Der Servicetechniker erhält über das Internet den Auftrag auf seinen PDA mit allen Informationen über die beim Kunden installierten Anlagen. Sobald die Aufträge auf dem PDA vorliegen, kann der Techniker über einen Barcode das richtige Gerät zum Auftrag identifizieren. Seine Datenerfassung bezüglich Material, Arbeitszeiten und Servicebericht wird direkt während der Eingabe auf Richtigkeit und Vollständigkeit überprüft. Eine aktuelle Materialdatenbank ermöglicht die korrekte Erfassung der verbrauchten oder benötigten Teile. Damit ist eine einwandfreie Steuerung und Kostenabrechnung auch auf der Materialseite gegeben.

Nach Abschluss der Arbeit unterschreibt der Kunde auf dem PDA und erhält daraufhin sofort eine Bestätigung per E-Mail oder Fax. Der ausgeführte Auftrag wird unmittelbar dokumentiert und unterzeichnet sowie in das Auftrags-Management-System als erledigt zurückgemeldet und auf dem PDA gelöscht.

Materialbedarfe werden ebenso vom PDA übermittelt und zwecks Beschaffung und Lieferung in die Materialwirtschaft eingestellt. Der Kunde erhält über ein Internet-Portal regelmäßig den jeweiligen Status der Bearbeitung. Nach Freigabe des Einsatzes durch die Disposition erfolgt die automatische Übergabe an das Fakturasystem.

Damit ist die gesamte Prozesskette der Wartung und Instandsetzung ohne Medienbruch durchgängig und aktuell im System abgebildet. Die Vertragsverwaltung durch den Servicetechniker entfällt, die weitere Bearbeitung in der Disposition und die Fakturastellung wurden durch das Projekt erheblich reduziert.

Das Projektbudget lag im unteren sechsstelligen Bereich, die Übertragungskosten von und zum PDA bleiben aufgrund von Komprimierung und Verschlüsselung weit unter den Gesprächskosten. Der Terminplan mit der Pilotphase, den Erweiterungen und der Installation in den Niederlassungen wurde eingehalten. Mit Hilfe des vorhandenen Frameworks gelang die Abstimmung mit den Technikern und Disponenten schnell.
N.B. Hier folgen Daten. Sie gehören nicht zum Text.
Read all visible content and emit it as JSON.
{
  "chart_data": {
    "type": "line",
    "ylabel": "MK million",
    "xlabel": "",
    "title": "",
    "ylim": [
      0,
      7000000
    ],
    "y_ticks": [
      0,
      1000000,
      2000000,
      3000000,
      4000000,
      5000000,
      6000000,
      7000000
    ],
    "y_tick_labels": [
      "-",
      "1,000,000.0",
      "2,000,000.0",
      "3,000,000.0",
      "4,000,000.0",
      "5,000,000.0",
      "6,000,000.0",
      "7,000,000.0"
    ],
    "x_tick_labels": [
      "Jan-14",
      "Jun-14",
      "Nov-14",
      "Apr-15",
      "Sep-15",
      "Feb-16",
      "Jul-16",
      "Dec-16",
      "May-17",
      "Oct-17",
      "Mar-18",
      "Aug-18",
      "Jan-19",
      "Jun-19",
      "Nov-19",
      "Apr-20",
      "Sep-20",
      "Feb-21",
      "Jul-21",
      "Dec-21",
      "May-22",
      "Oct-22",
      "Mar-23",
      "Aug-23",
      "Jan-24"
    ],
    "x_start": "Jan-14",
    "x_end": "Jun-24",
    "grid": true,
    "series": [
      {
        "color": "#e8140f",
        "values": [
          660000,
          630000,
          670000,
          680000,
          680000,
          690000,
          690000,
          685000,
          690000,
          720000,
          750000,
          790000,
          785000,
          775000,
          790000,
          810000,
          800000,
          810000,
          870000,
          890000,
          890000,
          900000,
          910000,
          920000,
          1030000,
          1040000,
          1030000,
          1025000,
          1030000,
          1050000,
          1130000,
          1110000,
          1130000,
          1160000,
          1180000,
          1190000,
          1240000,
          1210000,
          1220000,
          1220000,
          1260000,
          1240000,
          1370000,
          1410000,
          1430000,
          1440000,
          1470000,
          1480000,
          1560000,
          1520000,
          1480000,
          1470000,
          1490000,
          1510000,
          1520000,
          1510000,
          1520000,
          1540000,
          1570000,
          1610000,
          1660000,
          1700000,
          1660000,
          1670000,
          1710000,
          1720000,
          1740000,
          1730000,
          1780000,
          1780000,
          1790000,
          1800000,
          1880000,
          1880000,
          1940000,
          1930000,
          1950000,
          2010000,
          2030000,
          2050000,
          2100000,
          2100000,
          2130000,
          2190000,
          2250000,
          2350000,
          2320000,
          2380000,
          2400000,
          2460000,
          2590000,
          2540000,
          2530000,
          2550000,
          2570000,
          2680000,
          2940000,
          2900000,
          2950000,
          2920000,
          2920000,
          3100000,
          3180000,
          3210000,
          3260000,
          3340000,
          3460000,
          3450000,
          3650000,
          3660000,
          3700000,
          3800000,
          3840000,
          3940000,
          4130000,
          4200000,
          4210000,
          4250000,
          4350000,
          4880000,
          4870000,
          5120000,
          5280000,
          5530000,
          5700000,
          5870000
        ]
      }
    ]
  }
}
Die entscheidenden Erfolgskriterien waren die neuen Technologien in der mobilen Telekommunikation, die Leistungsfähigkeit der PDAs (hier von Dell) sowie die Bildung eines homogenen Projektteams aus der Fachabteilung, der IT und den Lösungsanbietern. Speziell die Einbindung der Disposition und der Servicetechniker sorgte für die Akzeptanz der Lösung.

Die Projektkosten waren nach neun Monaten wieder hereingekommen. Die positiven Seiteneffekte wie Kundenzufriedenheit, Wettbewerbsvorsprung oder professionelle Wirkung beim Kunden lassen sich in Zahlen nicht darstellen, sind aber wichtig für den Marktauftritt.

Eine Schwierigkeit des Projekts war die Abstimmung der Anforderungen aus zehn Niederlassungen mit teilweise unterschiedlichen Arbeitsabläufen.

Wilhelm Möller, der dem Projektteam als der IT-Verantwortliche bei Stulz angehört, sagt, durch eine geschickte Kombination aller Systemteile sei es möglich geworden, eine preiswerte, mittelstandsgerechte Lösung zu entwickeln.

Wie bildet man Prozesse ab?

Eine weitere Herausforderung war die Abbildung der komplexen, papiergestützten Prozesse in Hard- und Software. Weil Servicetechniker, die KI AG und die IT-Experten von Stulz beim Design der Bedieneroberfläche eng zusammenarbeiteten, war die Akzeptanz für die Lösung hoch. Glücksmomente deshalb für Helge Beth: "Ausgerechnet der älteste Servicetechniker, der zudem nicht gerade filigrane Finger besitzt, hatte den ersten Auftrag mit dem neuen System abgearbeitet. Das war für mich wirklich ein großer Augenblick, als ich das hörte."